Enfin, une troisième solution serait de modifier la réaction des banques centrales en augmentant la cible d’inflation. Changer de cible est faisable puisqu’elle n’apparait pas de manière explicite dans les différents textes régissant le fonctionnement des instruments de la politique monétaire. En relâchant cette contrainte, les banques centrales assumeraient de réagir de manière moins agressive vis-à-vis de l’inflation, ce qui ne pénalisera plus le niveau d’investissement. En revanche, le coût de cette mesure sera supporté par les ménages qui paieront leurs biens à un niveau plus élevé, et verront le pouvoir d’achat de leur épargne diminuer. Pour protéger les personnes les plus exposées il pourrait être envisagé d’utiliser les recettes fiscales des instruments de politiques climatiques sous forme de redistribution pour permettre aux ménages les plus vulnérables de ne pas subir de plein fouet le coût de la transition.
Compte tenu du contexte actuel, beaucoup d’incertitudes planent sur l’évolution à court terme de l’inflation. Afin d’éviter tout effet d’emballement et l’émergence d’une crise économique, les banques centrales réagissent pour stabiliser les prix en augmentant les taux d’intérêt.
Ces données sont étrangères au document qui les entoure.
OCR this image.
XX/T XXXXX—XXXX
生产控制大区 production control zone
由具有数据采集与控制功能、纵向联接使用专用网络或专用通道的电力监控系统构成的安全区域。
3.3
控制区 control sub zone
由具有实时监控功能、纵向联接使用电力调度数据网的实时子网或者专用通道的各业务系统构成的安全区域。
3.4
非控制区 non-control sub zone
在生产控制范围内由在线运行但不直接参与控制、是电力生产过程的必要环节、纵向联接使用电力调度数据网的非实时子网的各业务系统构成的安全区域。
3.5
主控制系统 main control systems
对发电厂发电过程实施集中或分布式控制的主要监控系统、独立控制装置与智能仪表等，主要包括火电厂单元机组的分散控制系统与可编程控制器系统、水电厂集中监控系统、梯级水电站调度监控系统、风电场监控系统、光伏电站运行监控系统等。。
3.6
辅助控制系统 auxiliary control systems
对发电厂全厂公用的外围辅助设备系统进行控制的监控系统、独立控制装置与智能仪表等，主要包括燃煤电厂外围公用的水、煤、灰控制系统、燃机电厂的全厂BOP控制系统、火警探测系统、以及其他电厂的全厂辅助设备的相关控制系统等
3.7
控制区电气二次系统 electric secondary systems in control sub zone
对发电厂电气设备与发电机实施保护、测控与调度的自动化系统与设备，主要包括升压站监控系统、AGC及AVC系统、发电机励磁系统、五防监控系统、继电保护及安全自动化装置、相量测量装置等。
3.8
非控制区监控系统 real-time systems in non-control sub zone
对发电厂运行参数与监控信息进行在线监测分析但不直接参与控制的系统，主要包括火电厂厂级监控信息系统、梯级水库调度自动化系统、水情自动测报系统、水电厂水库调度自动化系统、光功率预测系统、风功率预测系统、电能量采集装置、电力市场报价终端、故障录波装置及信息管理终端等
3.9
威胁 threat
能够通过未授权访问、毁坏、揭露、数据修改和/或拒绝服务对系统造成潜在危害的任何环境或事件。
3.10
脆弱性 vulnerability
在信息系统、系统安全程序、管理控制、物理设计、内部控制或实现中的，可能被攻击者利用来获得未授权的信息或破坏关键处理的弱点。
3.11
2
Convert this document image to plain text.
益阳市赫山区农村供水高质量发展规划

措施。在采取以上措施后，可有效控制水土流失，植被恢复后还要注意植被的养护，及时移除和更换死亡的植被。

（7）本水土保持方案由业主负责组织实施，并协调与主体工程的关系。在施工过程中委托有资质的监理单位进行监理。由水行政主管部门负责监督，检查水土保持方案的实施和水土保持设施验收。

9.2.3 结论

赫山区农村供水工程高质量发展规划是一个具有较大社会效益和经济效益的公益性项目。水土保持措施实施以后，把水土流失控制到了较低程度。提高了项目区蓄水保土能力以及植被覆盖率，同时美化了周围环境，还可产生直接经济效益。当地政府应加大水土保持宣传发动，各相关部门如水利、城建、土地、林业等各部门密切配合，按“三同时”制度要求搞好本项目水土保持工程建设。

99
La fin de l’ère des politiques monétaires dites « non conventionnelles » et de l’argent bon marché a sonné, et l’incertitude à court terme sur ce changement de paradigme, ainsi que sur sa capacité à maîtriser l’inflation, est au cœur des préoccupations des entreprises et des États.
Mais cette situation d’urgence conjoncturelle ne doit pas faire oublier l’enjeu structurel de la gestion de la transition climatique et de ses impacts en matière d’inflation. Les banques centrales doivent désormais tenir compte de nouvelles formes d’inflation liée au changement climatique et aux politiques de la transition environnementale. L’enjeu sera pour elles d’adapter leurs outils, pour ne pas se focaliser exclusivement sur le contrôle des prix. Elles devront notamment veiller à ce que les politiques monétaires ne contrecarrent pas la transformation nécessaire de nos économies, tout en prenant garde aux hausses de prix qui pourraient nuire à l’acceptabilité sociale de la transition.